Massiv Metro’s Willemse agrees that for any platform to remain resilient, it needs to have a well-coordinated content plan.

He says: “Great content is what brings listeners back to us even outside of the commuter environment and allows us to run highly successful campaigns for our clients.

“Digital innovations are fantastic but there is so much available that at the end of the day people are going to follow and engage with relevant and appealing content and digital innovations are going to need access to this content in order to retain their audience,” says Willemse.

Brand New Wave

It is imperative for alternative radio platforms to package their offering in a very appealing fashion in order to position themselves as a new wave in the geographical radio eco-system.

The talent behind the scenes (and microphones) is a vital tool in the operational framework of the platforms, from the on-air talent to the human resources and administration, as well as the business developers.

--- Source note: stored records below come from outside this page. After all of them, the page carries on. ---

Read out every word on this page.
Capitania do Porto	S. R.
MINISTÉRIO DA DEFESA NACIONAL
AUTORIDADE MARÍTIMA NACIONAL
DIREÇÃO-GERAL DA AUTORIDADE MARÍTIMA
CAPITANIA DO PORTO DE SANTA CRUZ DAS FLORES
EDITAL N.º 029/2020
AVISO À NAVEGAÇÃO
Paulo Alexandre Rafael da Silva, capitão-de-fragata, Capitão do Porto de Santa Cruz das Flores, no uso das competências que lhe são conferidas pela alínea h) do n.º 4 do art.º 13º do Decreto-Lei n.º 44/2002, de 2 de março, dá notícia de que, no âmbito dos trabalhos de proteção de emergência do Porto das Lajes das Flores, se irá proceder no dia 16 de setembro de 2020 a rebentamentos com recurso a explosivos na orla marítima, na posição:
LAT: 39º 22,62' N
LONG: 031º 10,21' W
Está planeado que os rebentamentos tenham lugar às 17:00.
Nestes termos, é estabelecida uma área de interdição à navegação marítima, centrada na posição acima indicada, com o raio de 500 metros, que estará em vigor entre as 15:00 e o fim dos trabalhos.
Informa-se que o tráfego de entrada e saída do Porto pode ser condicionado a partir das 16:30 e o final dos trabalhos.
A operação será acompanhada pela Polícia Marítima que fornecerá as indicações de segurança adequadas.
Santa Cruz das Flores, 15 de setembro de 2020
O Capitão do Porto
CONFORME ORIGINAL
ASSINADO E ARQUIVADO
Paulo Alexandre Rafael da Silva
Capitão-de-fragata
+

“When you look at our current radio landscape, big on-air personalities have now been replaced by presenters who simply back-announce songs and comment on the weather,” says 2Oceansvibe’s Johannes.

“Our platform has stood the test of time because we offer such a unique and diverse group of voices that cover an array of topics and beats. Digital presenters have the power to produce longer-form content and have the ability to be authentically themselves,” he adds.

There is no doubt in Willemse’s mind that streaming radio is the fastest-growing segment of the radio industry, both locally and internationally.

“The shifting playing field between analogue and digital is a moving target. Digital in its conventional format will allow much more competition but will still be controlled by ICASA.

“The freedom of the internet gives listeners the choice to listen to content anywhere in the world, and – at the end of the day – the more accessible this becomes to people, the faster the shift from traditional radio to digital streaming radio will happen,” he concludes.